Certainly Adams – and his employer Google – see a significant opportunity in creating a better social networking mousetrap. But as he points out, it’s not just about making a better Facebook (though I’ve heard that “Google Me” is, in essence, attempting to be just that.) It’s about a wholesale shift in how we experience the Internet – the same shift many folks have mislabeled* as “the semantic web” – a shift toward designing the web around people, rather than pages, content, or even search.
The problem is, while I agree with the idea of designing around people, the truth is that we haven’t quite figured out what this design looks like. It’s rather like attempting to design an industrialized city while living in 1200 AD. Not only has the technology not evolved (power grids, modern plumbing, automobiles, communications networks etc.), but equally importantly, the social mores have not developed as well.
As I often say in talks to agencies and brands (just did four of them last week), we are in the midst of a significant shift in our cultural history, one similar as our move, as a species, from a largely agrarian culture to one based on the modern city. That shift took roughly 1000 years to occur. And as it did, we renegotiated nearly every aspect of our social mores – the values that we hold as community standards. You need a new set of shared and respected rules to move from a village of 150 or so farmers, who knew each other very well, to a city of 1.5 million inhabitants, most of whom don’t know each other, but live packed together in multi-story apartment buildings.
And we certainly did develop a new set of mores. In the western world, this culminated is what many call “Victorian” society, with elaborate principles of etiquette and relationships. In the US anyway, we’re still deeply effected by Victorian culture.
As we move online, we’re once again making a great migration of social mores, and this time it’s one not entirely tethered to physicality, location, or regional constraints. And this shift is happening far more quickly than the last one. Adams does a good job of outlining some of the new interactions that occur online – temporary ties to people we’ll most likely never interact with again, but who might have commented on our online review, or liked our picture on Facebook, or answered our product registration question via IM, text, or phone call.
This is uncharted territory, and we’re very early in the instrumentation process. We’re not certain, in advance of a given interaction, what’s right and what’s wrong, but we seem to know it when we see it. Adams’ advice is to design for how humans interact with each other, and at some core level I agree. But I also think we’re not always certain how we might end up behaving in this new world. So I wouldn’t want it limited to the mores we currently evince. That would be like designing Victorian London with the mores of a farming village.

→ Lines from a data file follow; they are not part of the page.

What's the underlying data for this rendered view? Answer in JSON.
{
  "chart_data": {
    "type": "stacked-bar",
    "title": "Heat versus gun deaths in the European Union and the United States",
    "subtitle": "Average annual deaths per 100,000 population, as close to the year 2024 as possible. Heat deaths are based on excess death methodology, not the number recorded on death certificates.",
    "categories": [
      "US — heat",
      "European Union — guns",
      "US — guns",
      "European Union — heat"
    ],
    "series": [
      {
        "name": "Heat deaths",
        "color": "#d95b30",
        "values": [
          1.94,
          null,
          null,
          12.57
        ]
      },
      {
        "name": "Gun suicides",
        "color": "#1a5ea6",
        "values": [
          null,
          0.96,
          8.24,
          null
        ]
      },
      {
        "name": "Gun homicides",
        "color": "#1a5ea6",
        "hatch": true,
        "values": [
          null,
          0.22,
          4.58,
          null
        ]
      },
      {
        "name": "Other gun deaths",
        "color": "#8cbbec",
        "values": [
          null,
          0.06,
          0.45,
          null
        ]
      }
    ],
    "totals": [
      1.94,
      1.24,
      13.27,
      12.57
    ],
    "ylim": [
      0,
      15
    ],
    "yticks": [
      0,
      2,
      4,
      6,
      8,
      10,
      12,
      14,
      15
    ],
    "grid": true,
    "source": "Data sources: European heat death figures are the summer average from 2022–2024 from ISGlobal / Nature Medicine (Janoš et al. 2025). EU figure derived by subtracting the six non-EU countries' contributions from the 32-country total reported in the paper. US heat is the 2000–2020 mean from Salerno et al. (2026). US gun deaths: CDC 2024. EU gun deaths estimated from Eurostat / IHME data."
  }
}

Formation of new cultures like cities, or online communities, require that a process be, in the phrase of Kevin Kelly, a bit out of control. Attempting to design the future is usually fruitless. Instead, as designers (and developers, architects, publishers, brands…), we must pay close attention to shifting behaviors, listen and participate deeply, and design as fast followers to where this culture leads us. Sometimes, as with the original Facebook, we end up creating something that strikes a deep nerve for connection. When that happens, we are catapulted into a position of leadership, but we shouldn’t assume that adoption equates with finality. It’s way too early for that, and and I think this really is Adams’ core thesis.
What remains to be seen is if a company like Google is capable of this kind of design, or whether it comes from somewhere entirely outside our current field of vision. My guess is a bit of both. I am quite certain, however, that Facebook is already paying attention to this instrumentation problem. I expect many of Adams’ critiques will be addressed, and quickly, in future revisions of the Facebook service.
It’s certainly an exciting time to be in this industry, and in this society. They’re increasingly one and the same thing.